First, the generosity of public spending on social welfare benefits and active labor market policies is relatively high in Denmark, Germany and Spain and relatively low in Japan, the U.K. and U.S. Differences in these policies can be traced to differences in the power of workers and political dynamics in these countries.
Second, labor market institutions affect the incidence of precarious work. Temporary work is less common in the liberal market economies of the United Kingdom and United States and relatively high in Spain. These differences are associated with the low levels of employment protections in the U.K. and U.S. and the high employment protections in Spain. Moreover, the degree to which temporary jobs can be considered precarious depends on the nature of the social protection systems in a country, such as whether temporary workers are afforded the same kinds of welfare entitlements as those working in regular jobs.

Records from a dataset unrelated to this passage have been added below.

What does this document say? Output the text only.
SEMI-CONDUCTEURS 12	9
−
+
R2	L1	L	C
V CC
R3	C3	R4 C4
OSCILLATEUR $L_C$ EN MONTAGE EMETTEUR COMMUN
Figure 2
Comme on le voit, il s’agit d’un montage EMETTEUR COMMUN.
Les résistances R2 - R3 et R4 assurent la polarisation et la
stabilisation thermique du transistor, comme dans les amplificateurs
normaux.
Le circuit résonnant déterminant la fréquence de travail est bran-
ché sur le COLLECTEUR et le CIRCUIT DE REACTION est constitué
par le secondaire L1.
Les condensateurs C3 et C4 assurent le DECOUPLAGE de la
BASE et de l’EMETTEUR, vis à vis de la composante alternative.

Third, generous social welfare benefits are linked to less economic insecurity, which is lowest in Denmark and Germany and highest in the liberal market economies of the U.K. and U.S. The latter countries differ, however, in the social wage due to the greater availability of economic and social supports in the U.K. that help people to mitigate various types of life course risks.
Fourth, young persons have difficulty gaining a solid foothold in the labor market especially in Spain, with its high levels of employment protection that relegates young workers to temporary jobs. Trouble establishing families is especially pronounced for young males in Japan, with its rigid markers of the transition to adulthood.

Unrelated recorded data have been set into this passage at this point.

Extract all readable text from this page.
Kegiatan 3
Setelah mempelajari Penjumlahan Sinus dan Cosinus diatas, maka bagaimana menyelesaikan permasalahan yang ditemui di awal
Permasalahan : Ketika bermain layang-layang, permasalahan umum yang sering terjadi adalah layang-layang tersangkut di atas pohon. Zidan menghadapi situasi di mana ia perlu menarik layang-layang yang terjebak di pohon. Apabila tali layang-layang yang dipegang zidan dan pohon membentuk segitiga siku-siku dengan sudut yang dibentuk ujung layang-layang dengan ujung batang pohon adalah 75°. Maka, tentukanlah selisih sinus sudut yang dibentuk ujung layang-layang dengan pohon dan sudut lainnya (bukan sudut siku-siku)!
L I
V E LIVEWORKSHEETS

Fifth, the generosity of social welfare protections, along with high levels of active labor market policies, is associated with greater subjective well-being in a country.

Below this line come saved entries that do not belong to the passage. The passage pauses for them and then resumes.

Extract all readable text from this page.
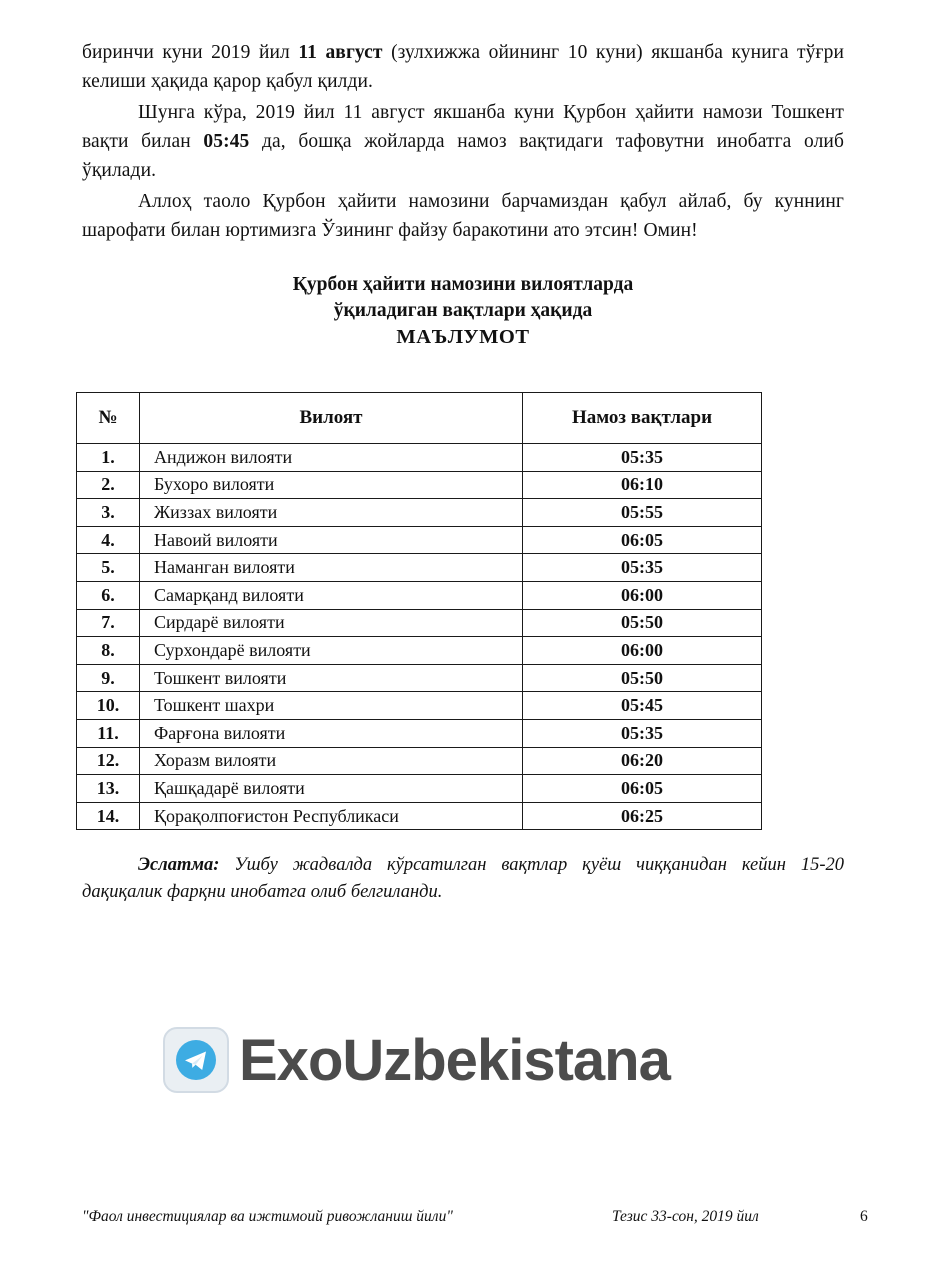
биринчи куни 2019 йил 11 август (зулхижжа ойининг 10 куни) якшанба кунига тўғри келиши ҳақида қарор қабул қилди.

Шунга кўра, 2019 йил 11 август якшанба куни Қурбон ҳайити намози Тошкент вақти билан 05:45 да, бошқа жойларда намоз вақтидаги тафовутни инобатга олиб ўқилади.

Аллоҳ таоло Қурбон ҳайити намозини барчамиздан қабул айлаб, бу куннинг шарофати билан юртимизга Ўзининг файзу баракотини ато этсин! Омин!

Қурбон ҳайити намозини вилоятларда
ўқиладиган вақтлари ҳақида
МАЪЛУМОТ
№	Вилоят	Намоз вақтлари
1.	Андижон вилояти	05:35
2.	Бухоро вилояти	06:10
3.	Жиззах вилояти	05:55
4.	Навоий вилояти	06:05
5.	Наманган вилояти	05:35
6.	Самарқанд вилояти	06:00
7.	Сирдарё вилояти	05:50
8.	Сурхондарё вилояти	06:00
9.	Тошкент вилояти	05:50
10.	Тошкент шахри	05:45
11.	Фарғона вилояти	05:35
12.	Хоразм вилояти	06:20
13.	Қашқадарё вилояти	06:05
14.	Қорақолпоғистон Республикаси	06:25
Эслатма: Ушбу жадвалда кўрсатилган вақтлар қуёш чиққанидан кейин 15-20 дақиқалик фарқни инобатга олиб белгиланди.
ExoUzbekistana
"Фаол инвестициялар ва ижтимоий ривожланиш йили"	Тезис 33-сон, 2019 йил	6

The extent to which precarious work, inequality, poverty, and other negative consequences for large groups of workers will continue to result from the broad structural changes associated with capitalist development is not inevitable, however: Technology, globalization or other inexorable forces do not determine them. Labor market and social welfare protection institutions are subject to the control of political actors, who have it within their power to address the consequences of precarious work by reestablishing and expanding social safety nets, managing labor market transitions more effectively and implementing social and economic reforms that are targeted at the needs and choices of increasingly diverse labor forces. The pandemic has shown that states have resources available to them for increased social investment. Essential to such ameliorative actions is the revitalization of organized worker power and political support through party competition whereby the state facilitates workers’ power. Enhancing job and economic insecurity constitutes even greater, central challenges for countries in the 21st century than when the book was written. Upheavals such as those created by precarious work generate anxiety and uncertainty as people, organizations and governments scramble to adapt to a new reality. The challenge is to respond to these changes by instituions, policies and practices that promote both economic growth and workers’ well-being.